Friday, December 13, 2013

Taking Account


Post 83


What follows isn't always easy.

Winter has come quick and hard.


Which I can spin as a good corrective to the main weakness of the garden this last summer. For now, in the advent of bleak midwinter, is a good time to take account.


What did not work in the garden this year; An excess of zinnias. I was swayed by a large, cheap flat of multicolored zinnias at the farmstand. And instead of giving the extras away as I should have, I stuck small clumps of them in places they didn't belong, where they were too tall or too multicolored  to work. And then, of course, once I realized they didn't work, they were too big and full for me to have the heart to yank them out. 
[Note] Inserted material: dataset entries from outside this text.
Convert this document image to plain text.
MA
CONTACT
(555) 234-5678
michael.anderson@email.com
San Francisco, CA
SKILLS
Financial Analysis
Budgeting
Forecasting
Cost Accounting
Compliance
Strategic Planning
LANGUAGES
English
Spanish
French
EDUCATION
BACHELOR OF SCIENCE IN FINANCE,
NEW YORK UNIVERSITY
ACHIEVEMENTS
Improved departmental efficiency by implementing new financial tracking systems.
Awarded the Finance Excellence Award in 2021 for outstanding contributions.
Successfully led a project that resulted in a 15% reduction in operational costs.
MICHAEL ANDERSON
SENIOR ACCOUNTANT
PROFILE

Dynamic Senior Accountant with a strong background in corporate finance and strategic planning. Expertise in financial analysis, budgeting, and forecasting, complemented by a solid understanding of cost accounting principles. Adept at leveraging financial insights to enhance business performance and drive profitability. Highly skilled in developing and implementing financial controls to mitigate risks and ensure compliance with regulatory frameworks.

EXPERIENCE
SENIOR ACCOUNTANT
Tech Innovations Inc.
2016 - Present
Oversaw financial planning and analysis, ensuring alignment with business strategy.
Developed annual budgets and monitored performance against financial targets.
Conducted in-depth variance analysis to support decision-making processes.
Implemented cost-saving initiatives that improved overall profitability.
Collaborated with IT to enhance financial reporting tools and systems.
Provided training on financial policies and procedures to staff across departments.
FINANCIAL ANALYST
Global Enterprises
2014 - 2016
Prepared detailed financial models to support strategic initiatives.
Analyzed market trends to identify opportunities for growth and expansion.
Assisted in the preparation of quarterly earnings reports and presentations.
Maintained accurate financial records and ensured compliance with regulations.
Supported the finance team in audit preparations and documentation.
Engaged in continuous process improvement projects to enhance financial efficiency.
To pull off the wild garden, it can't be too wild.  Next year no tempting flats of zinnias for me. I'm going to start my own instead, and just one variety, my favorite.: Queen Red Lime. That way they will unify the garden . A garden flourishes thanks to, not only the gardener's creativity, but also their self-criticism. 
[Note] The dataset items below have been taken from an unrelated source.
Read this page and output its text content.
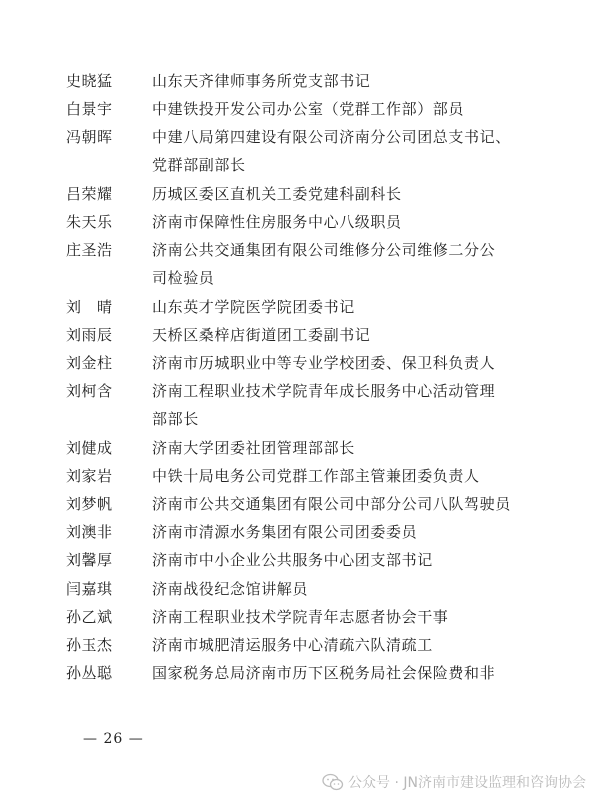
史晓猛	山东天齐律师事务所党支部书记
白景宇	中建铁投开发公司办公室（党群工作部）部员
冯朝晖	中建八局第四建设有限公司济南分公司团总支书记、
党群部副部长
吕荣耀	历城区委区直机关工委党建科副科长
朱天乐	济南市保障性住房服务中心八级职员
庄圣浩	济南公共交通集团有限公司维修分公司维修二分公
司检验员
刘　晴	山东英才学院医学院团委书记
刘雨辰	天桥区桑梓店街道团工委副书记
刘金柱	济南市历城职业中等专业学校团委、保卫科负责人
刘柯含	济南工程职业技术学院青年成长服务中心活动管理
部部长
刘健成	济南大学团委社团管理部部长
刘家岩	中铁十局电务公司党群工作部主管兼团委负责人
刘梦帆	济南市公共交通集团有限公司中部分公司八队驾驶员
刘澳非	济南市清源水务集团有限公司团委委员
刘馨厚	济南市中小企业公共服务中心团支部书记
闫嘉琪	济南战役纪念馆讲解员
孙乙斌	济南工程职业技术学院青年志愿者协会干事
孙玉杰	济南市城肥清运服务中心清疏六队清疏工
孙丛聪	国家税务总局济南市历下区税务局社会保险费和非
— 26 —
公众号 · JN济南市建设监理和咨询协会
Is it really so icky out or am I just grouchy from a cold that wouldn't go away?  I'm feeling the low-energy imposture blues. Time to stop writing before the self-criticism devolves in to mawk.


Thou I will wonder, does the water in a fire hydrent freeze like all the water around it, or is there some means to keep it liquid?  As you may guess, I never had physics in High School, just chemistry and lots of biology. And I often feel the want of it. My husband says it has to do with pressure.